B1483
Title: Uncertainty quantification in multi-omics data analysis and beyond
Authors: Florian Buettner - German Cancer Research Center (DKFZ) Heidelberg (Germany) [presenting]
Abstract: With model trustworthiness being crucial for sensitive real-world applications, practitioners are focusing more on improving the uncertainty awareness of machine learning models. This raises the need to quantify and improve the quality of predictive uncertainty, ideally via a dedicated metric. An uncertainty-aware model should give probabilistic predictions representing the true likelihood of events depending on the prediction.

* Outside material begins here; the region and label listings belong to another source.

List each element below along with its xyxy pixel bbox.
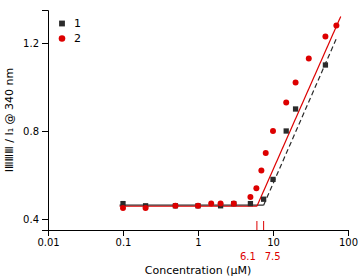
y-axis-tick: 0.8 [23, 126, 48, 137]
y-axis-tick-label: 1.2 [23, 38, 39, 49]
point [293, 106, 298, 111]
x-axis-tick-label: 0.1 [116, 237, 132, 248]
point [284, 128, 289, 133]
marks [120, 17, 341, 230]
point [218, 201, 224, 207]
legend: 12 [59, 17, 81, 45]
plot: 0.01 0.1 1 10 100 0.4 0.8 1.2 6.1 7.5 Concentratio… [23, 11, 358, 278]
y-axis-tick-label: 0.8 [23, 126, 39, 137]
y-axis-tick-mark [42, 131, 48, 132]
x-axis-tick-mark [123, 230, 124, 236]
point [231, 201, 237, 207]
annotation-line [263, 221, 264, 230]
point [143, 205, 149, 211]
point [195, 203, 200, 208]
point [333, 22, 339, 28]
point [270, 177, 275, 182]
annotation: 6.1 [240, 251, 256, 262]
y-axis-line [42, 11, 49, 231]
annotation-line [256, 221, 257, 230]
y-axis: 0.4 0.8 1.2 [23, 11, 48, 231]
y-axis-tick: 0.4 [23, 214, 48, 225]
y-axis-title: IⅢⅢⅢ / I₁ @ 340 nm [3, 68, 16, 173]
chart-container: 0.01 0.1 1 10 100 0.4 0.8 1.2 6.1 7.5 Concentratio… [0, 0, 360, 280]
point [208, 201, 214, 207]
x-axis-tick-label: 10 [267, 237, 280, 248]
line [257, 17, 341, 207]
point [173, 203, 178, 208]
annotation: 7.5 [265, 251, 281, 262]
point [322, 33, 328, 39]
point [283, 99, 289, 105]
x-axis-tick: 100 [339, 230, 358, 248]
x-axis-tick: 10 [267, 230, 280, 248]
line [264, 39, 337, 206]
y-axis-tick-label: 0.4 [23, 214, 39, 225]
point [248, 201, 253, 206]
legend-symbol [59, 35, 66, 42]
point [231, 201, 236, 206]
y-axis-tick-mark [42, 43, 48, 44]
y-axis-tick-mark [42, 219, 48, 220]
chart: 0.01 0.1 1 10 100 0.4 0.8 1.2 6.1 7.5 Concentratio… [0, 0, 360, 280]
x-axis-tick-label: 1 [195, 237, 201, 248]
point [293, 80, 299, 86]
x-axis-tick-mark [273, 230, 274, 236]
x-axis-tick-mark [198, 230, 199, 236]
legend-label: 2 [74, 32, 81, 45]
x-axis-tick-label: 100 [339, 237, 358, 248]
point [253, 185, 259, 191]
legend-label: 1 [74, 17, 81, 30]
y-axis-tick: 1.2 [23, 38, 48, 49]
x-axis-tick: 1 [195, 230, 201, 248]
point [261, 197, 266, 202]
x-axis-line [49, 231, 349, 237]
point [172, 203, 178, 209]
x-axis-tick: 0.01 [37, 230, 59, 248]
point [306, 55, 312, 61]
point [263, 150, 269, 156]
x-axis-title: Concentration (μM) [145, 264, 251, 277]
x-axis-tick-mark [348, 230, 349, 236]
point [270, 128, 276, 134]
line [120, 205, 264, 206]
x-axis-tick-label: 0.01 [37, 237, 59, 248]
x-axis-tick: 0.1 [116, 230, 132, 248]
point [258, 168, 264, 174]
x-axis: 0.01 0.1 1 10 100 [37, 230, 358, 248]
legend-item: 2 [59, 32, 81, 45]
legend-symbol [59, 21, 65, 27]
point [120, 205, 126, 211]
legend-item: 1 [59, 17, 81, 30]
point [323, 62, 328, 67]
point [195, 203, 201, 209]
point [247, 194, 253, 200]
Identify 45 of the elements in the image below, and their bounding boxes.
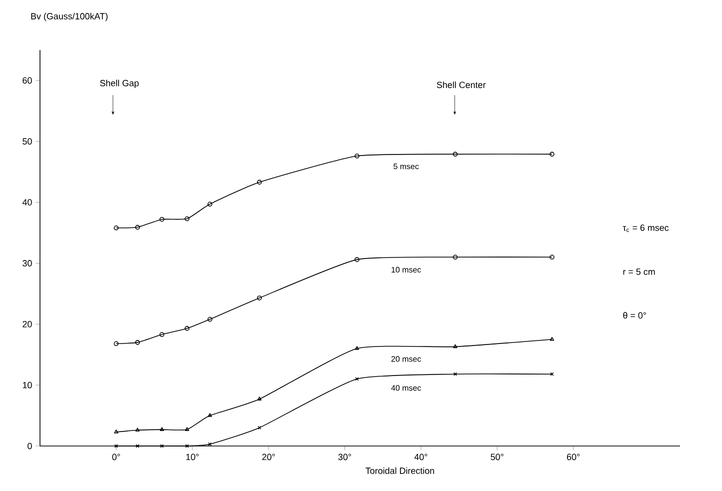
y-tick-label: 60 (22, 77, 32, 84)
point (208, 413, 212, 417)
annotation: r = 5 cm (623, 268, 655, 275)
x-axis-title: Toroidal Direction (366, 467, 434, 474)
x-tick-label: 0° (112, 454, 120, 460)
point (136, 444, 140, 448)
point (453, 344, 458, 348)
y-tick-label: 40 (22, 199, 32, 206)
point (208, 202, 212, 207)
point (257, 396, 262, 400)
point (354, 346, 360, 350)
annotation: Shell Center (436, 81, 486, 88)
point (452, 254, 458, 260)
point (184, 326, 190, 331)
point (184, 216, 190, 222)
point (185, 444, 189, 448)
annotation: θ = 0° (623, 312, 646, 319)
point (354, 257, 360, 262)
point (355, 377, 359, 381)
y-tick-label: 20 (22, 320, 32, 328)
point (452, 152, 458, 157)
y-axis-title: Bv (Gauss/100kAT) (31, 12, 108, 22)
x-tick-label: 40° (414, 454, 428, 460)
x-tick-label: 20° (262, 454, 275, 460)
point (160, 427, 164, 431)
x-tick-label: 10° (186, 454, 199, 460)
x-tick-label: 60° (567, 454, 580, 460)
x-tick-label: 30° (338, 454, 351, 460)
point (354, 154, 360, 158)
point (135, 428, 140, 432)
y-tick-label: 0 (28, 442, 32, 450)
y-tick-label: 10 (22, 382, 32, 388)
point (184, 427, 190, 431)
point (257, 180, 262, 185)
point (160, 332, 164, 337)
y-tick-label: 30 (22, 260, 32, 266)
x-tick-label: 50° (490, 454, 504, 460)
point (208, 316, 212, 322)
y-tick-label: 50 (22, 138, 32, 145)
point (135, 340, 140, 345)
point (257, 296, 262, 300)
annotation: Shell Gap (100, 80, 139, 88)
annotation: τ$_{c}$ = 6 msec (622, 224, 669, 232)
point (160, 216, 164, 222)
point (135, 224, 140, 230)
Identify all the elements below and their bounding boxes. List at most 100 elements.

To quantify the extent to which this condition is violated, calibration errors have been introduced, and post-hoc recalibration methods are commonly used to improve them. However, estimators of calibration errors are usually biased and inconsistent. The framework of proper calibration errors is introduced, which gives important guarantees and relates every calibration error to a proper score. The improvement of an injective recalibration method w.r.t. a proper calibration error is reliably estimated via its related proper score. An orthogonal way of quantifying model-intrinsic uncertainties is via a Bayesian approach. Here, MuVI is presented, a novel multi-view latent variable model based on a modified horseshoe prior for modelling structured sparsity. This facilitates the incorporation of limited and noisy domain knowledge, thereby allowing for an analysis of multi-view data under uncertainty.